I have a penchant for doing things that do not make sense. I do not do them deliberately, more like neccessary, because if I don’t do the things I believe in, I cannot breathe.
As a designer I should have started a design blog instead of a blog with emo writing like this, it would have made a lot more sense trying to maximize my online capital, isn’t it?
When I started connections.sg I wanted to keep it pure and away from any commercial influences, I got told countless times that it was a waste of time and it would make more sense to monetize it.
I told a good friend a few years ago that I wanted to create my own reality, he was genuinely worried and asked me if I needed ‘help’.
A lot of things I choose to do and want to do, they do not make sense. But by convention, it implies that since there are no monetary or obvious gains, why do it?
For years I have been wondering the same question of other people. Politicians especially. When I see a good person who could have chosen to live his/her life in peace instead of having to play the dirty game of politics – I ask why. The people in question to me are not in it for power, but for something else extremely intangible.
Why don’t people actually realise that there are a lot of things that we wouldn’t be enjoying right now if everyone in this world wanted to make sense.
Would envisioning flying in the sky in a huge metal machine make sense? When people first dreamed of equal rights for all human beings, I am sure it was presposterous. When Rosa Parks indignantly decided not to give up her seat, did it make sense then?
As part of humanity we need to start to invest more in the well-being of other people, because that is the only way the world can sustain its evolution.
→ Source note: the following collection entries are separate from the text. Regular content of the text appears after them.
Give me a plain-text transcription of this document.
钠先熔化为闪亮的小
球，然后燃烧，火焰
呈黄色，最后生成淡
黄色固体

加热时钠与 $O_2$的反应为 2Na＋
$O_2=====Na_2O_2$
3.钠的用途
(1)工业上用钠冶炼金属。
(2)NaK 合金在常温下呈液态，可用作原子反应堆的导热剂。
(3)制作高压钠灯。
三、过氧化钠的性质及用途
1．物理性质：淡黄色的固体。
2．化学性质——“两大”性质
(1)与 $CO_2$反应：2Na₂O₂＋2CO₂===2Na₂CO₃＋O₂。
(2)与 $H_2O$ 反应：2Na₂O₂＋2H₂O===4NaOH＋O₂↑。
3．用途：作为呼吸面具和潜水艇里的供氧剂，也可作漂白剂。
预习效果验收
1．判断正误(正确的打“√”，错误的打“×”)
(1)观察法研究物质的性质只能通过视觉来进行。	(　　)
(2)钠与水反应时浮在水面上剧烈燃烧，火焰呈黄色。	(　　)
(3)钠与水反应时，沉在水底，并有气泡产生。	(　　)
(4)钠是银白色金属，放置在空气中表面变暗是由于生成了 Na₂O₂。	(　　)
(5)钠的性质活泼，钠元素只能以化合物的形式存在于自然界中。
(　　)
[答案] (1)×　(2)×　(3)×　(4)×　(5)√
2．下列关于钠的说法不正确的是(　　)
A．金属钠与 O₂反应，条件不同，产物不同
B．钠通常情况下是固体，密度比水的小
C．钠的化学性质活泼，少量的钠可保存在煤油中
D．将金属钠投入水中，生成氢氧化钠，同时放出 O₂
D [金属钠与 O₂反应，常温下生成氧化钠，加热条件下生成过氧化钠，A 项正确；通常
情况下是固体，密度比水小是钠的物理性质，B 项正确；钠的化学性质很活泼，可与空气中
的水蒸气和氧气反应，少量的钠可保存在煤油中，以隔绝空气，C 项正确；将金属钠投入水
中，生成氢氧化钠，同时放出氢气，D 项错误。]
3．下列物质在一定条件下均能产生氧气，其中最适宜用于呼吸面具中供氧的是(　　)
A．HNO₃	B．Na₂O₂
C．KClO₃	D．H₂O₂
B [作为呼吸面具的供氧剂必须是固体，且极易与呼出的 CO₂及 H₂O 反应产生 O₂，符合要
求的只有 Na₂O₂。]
We have always needed gigantic leaps of faith to move forward. Our progress was not possible because of calculated risks and logical reasoning. It was because there were people who wanted to do things that didn’t make sense.
I do not do things for tangible benefits, at least they are not tangible by society standards. How do you really measure emotional impact? Should we only do things which have measurable impact? If I deeply impact one single person’s life, does that make me less worthwhile than someone who goes on to impact a million people superficially? Who are we to decide?
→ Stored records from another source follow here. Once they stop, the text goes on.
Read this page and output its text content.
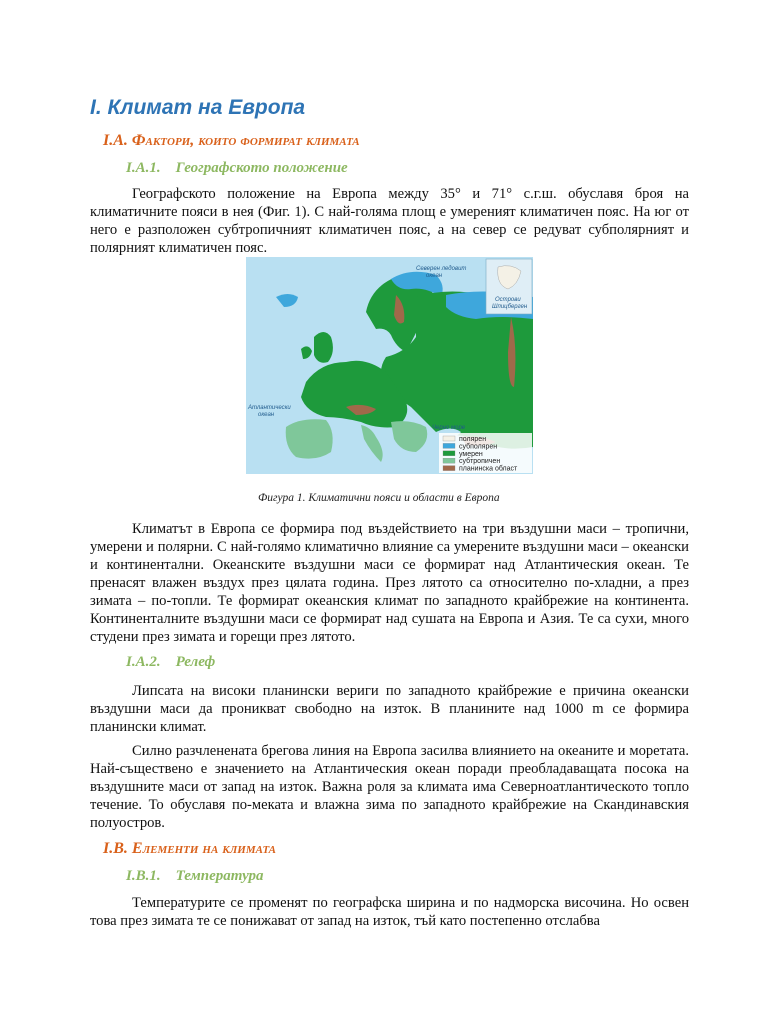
I. Климат на Европа
I.A. Фактори, които формират климата
I.A.1.    Географското положение

Географското положение на Европа между 35° и 71° с.г.ш. обуславя броя на климатичните пояси в нея (Фиг. 1). С най-голяма площ е умереният климатичен пояс. На юг от него е разположен субтропичният климатичен пояс, а на север се редуват субполярният и полярният климатичен пояс.

Северен ледовит
океан
Атлантически
океан
Черно море
Острови
Шпицберген
полярен
субполярен
умерен
субтропичен
планинска област

Фигура 1. Климатични пояси и области в Европа

Климатът в Европа се формира под въздействието на три въздушни маси – тропични, умерени и полярни. С най-голямо климатично влияние са умерените въздушни маси – океански и континентални. Океанските въздушни маси се формират над Атлантическия океан. Те пренасят влажен въздух през цялата година. През лятото са относително по-хладни, а през зимата – по-топли. Те формират океанския климат по западното крайбрежие на континента. Континенталните въздушни маси се формират над сушата на Европа и Азия. Те са сухи, много студени през зимата и горещи през лятото.

I.A.2.    Релеф

Липсата на високи планински вериги по западното крайбрежие е причина океански въздушни маси да проникват свободно на изток. В планините над 1000 m се формира планински климат.

Силно разчленената брегова линия на Европа засилва влиянието на океаните и моретата. Най-съществено е значението на Атлантическия океан поради преобладаващата посока на въздушните маси от запад на изток. Важна роля за климата има Северноатлантическото топло течение. То обуславя по-меката и влажна зима по западното крайбрежие на Скандинавския полуостров.

I.B. Елементи на климата
I.B.1.    Температура

Температурите се променят по географска ширина и по надморска височина. Но освен това през зимата те се понижават от запад на изток, тъй като постепенно отслабва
Basheer books, if you are in the creative industry in Singapore, you would have heard of them. They deliver books to you for you to browse, if you don’t like them you can return them without paying for it and there’s no time limit. Did it make sense? No. They have probably tons of damanged books but in return they receive loyalty from their customers, which in return probably brought them a lot more economic benefit than a typical bookstore would have received. When I tell this to outsiders of the industry, one of the first questions they ask – “How can people be trusted?”
BooksActually, they publish work of local authors without much profit, if any. It doesn’t make sense at all to most people. But when I was there last weekend, touching the covers of these books made my spine tingle. It left a deep imprint on my soul, how much had to go into these little printed books of words.
It didn’t make sense, but it made me want to cry. Are my tears less precious than dollars and cents? By a mere touch of these books, recognizing all the blood, sweat and tears going into them, a memory in my consciousness now, the sudden awareness of the love for humanity.
Some things do not make sense at conception, some things may not make sense at all for the rest of linear time, but I sincerely believe we should be less caught up with whether they make sense and instead focus more on doing things we feel needed to be done.
I think that’s one of the greatest ways of self-expression, that you do things because you want to or needed do, in spite of and despite of. We could have modern-day Shakespeare among us but we wouldn’t have recognized him because these days, all we expect is for people to make sense.
I have been so caught up in my professional work, that I have lost touch with that part of me. That part of me who loves the subtle intricacies of other people’s creations. I do not listen to new music anymore, I barely have time to discover new books, and don’t even talk to me about art. My life has been defined by the internet. Which I am utterly grateful for, but I forgot how much I had missed the physical connection of other people’s work until I experienced it once again.
Each time I want to make something that doesn’t make sense, I am blessed right now, because of entities like BooksActually, I don’t feel all alone. When I touch the cover of one of their books I feel a sense of connection to the author, that he or she wrote that book painstakingly despite of and inspite of. That it doesn’t make economic sense to write at all, but what is it that is more important – numbers, or your sense of self?
I find myself having to make similar choices lately. Increasingly. As though if I have to go through a series of tests – do I choose to remain true to myself, or do I want to make sense to other people? If I remain true to myself, am I being selfish?
But being true to myself is ultimately being true to you.